8º domingo del Tiempo ordinario – C. Evangelio
39 Les dijo también una parábola:
— ¿Acaso puede un ciego guiar a otro ciego? ¿No caerán los dos en el hoyo?
40 No está el discípulo por encima del maestro; todo aquel que esté bien instruido podrá ser como su maestro. 41 ¿Por qué te fijas en la mota del ojo de tu hermano y no reparas en la viga que hay en tu propio ojo? 42 ¿Cómo puedes decir a tu hermano: «Hermano, deja que saque la mota que hay en tu ojo», no viendo tú mismo la viga que hay en el tuyo? Hipócrita: saca primero la viga de tu ojo, y entonces verás con claridad cómo sacar la mota del ojo de tu hermano.
43 Porque no hay árbol bueno que dé fruto malo, ni tampoco árbol malo que dé buen fruto. 44 Pues cada árbol se conoce por su fruto; no se recogen higos de los espinos, ni se vendimian uvas del zarzal. 45 El hombre bueno del buen tesoro de su corazón saca lo bueno, y el malo de su mal saca lo malo: porque de la abundancia del corazón habla su boca.

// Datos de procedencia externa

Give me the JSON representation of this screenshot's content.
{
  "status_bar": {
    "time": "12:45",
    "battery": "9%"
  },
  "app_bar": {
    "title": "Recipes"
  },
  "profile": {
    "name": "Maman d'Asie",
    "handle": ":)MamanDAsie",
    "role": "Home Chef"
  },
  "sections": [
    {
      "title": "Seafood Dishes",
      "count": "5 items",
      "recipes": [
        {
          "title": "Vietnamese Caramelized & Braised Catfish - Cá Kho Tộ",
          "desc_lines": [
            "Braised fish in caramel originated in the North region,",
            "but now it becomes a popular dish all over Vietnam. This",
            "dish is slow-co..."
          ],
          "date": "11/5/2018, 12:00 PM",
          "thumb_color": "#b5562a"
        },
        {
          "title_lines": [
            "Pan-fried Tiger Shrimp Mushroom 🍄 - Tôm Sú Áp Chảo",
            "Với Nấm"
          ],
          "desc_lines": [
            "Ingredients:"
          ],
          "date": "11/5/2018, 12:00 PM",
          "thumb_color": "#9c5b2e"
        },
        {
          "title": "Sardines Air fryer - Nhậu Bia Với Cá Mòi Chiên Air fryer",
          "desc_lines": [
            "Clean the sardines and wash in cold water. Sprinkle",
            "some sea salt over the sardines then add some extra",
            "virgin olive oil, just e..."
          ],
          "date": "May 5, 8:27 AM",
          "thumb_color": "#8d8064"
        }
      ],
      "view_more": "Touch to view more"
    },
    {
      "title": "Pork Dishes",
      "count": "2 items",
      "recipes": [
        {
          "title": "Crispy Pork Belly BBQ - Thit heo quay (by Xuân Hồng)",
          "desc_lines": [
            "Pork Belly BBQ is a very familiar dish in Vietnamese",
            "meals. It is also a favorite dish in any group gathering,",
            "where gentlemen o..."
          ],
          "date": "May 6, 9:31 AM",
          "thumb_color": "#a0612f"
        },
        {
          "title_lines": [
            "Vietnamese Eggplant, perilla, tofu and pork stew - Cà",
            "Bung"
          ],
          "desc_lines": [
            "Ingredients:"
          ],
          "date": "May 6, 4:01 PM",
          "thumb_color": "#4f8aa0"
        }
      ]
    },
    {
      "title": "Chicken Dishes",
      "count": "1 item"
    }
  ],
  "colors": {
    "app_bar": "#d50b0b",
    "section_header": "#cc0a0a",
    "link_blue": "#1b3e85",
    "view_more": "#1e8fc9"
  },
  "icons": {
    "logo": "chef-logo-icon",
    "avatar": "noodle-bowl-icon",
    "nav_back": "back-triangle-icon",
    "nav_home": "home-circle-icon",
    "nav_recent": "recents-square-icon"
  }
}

El discurso concluye con varias enseñanzas del Señor que tienen un común denominador: no hay que atender a las manifestaciones externas de piedad o virtud, sino a la disposición interior. Las glosas de los santos pueden ayudarnos a hacer práctica esa doctrina.
En el comienzo (vv. 39-42), se subraya la necesidad de purificarnos para poder ver con claridad a Dios y a los demás: «Si tú me dices: “Muéstrame a tu Dios”, yo te diré a mi vez: “Muéstrame tú al hombre que hay en ti”, y yo te mostraré a mi Dios. Muéstrame, por tanto, si los ojos de tu mente ven, y si oyen los oídos de tu corazón. (…) Ven a Dios los que son capaces de mirarlo, porque tienen abiertos los ojos del espíritu. Porque todo el mundo tiene ojos, pero algunos los tienen oscurecidos y no ven la luz del sol. Y no porque los ciegos no vean ha de decirse que el sol ha dejado de lucir, sino que esto hay que atribuírselo a sí mismos y a sus propios ojos. De la misma manera, tienes tú los ojos de tu alma oscurecidos a causa de tus pecados y malas acciones» (S. Teófilo de Antioquía, Ad Autolycum 1,2).
Después (vv. 43-45), Jesucristo nos habla de pureza de intención. De la misma manera que los frutos dan a conocer el árbol que los produjo, las obras acaban por descubrir el corazón del que nacieron. Ahí está, en el corazón, la determinación última del valor de nuestras acciones (v. 45), pues «no está el negocio en tener hábito de religión u no, sino en procurar ejercitar las virtudes y rendir nuestra voluntad a la de Dios en todo y que el concierto de nuestra vida sea lo que Su Majestad ordenare de ella, y no queramos nosotras que se haga nuestra voluntad, sino la suya» (Sta. Teresa de Jesús, Moradas 3,2,6).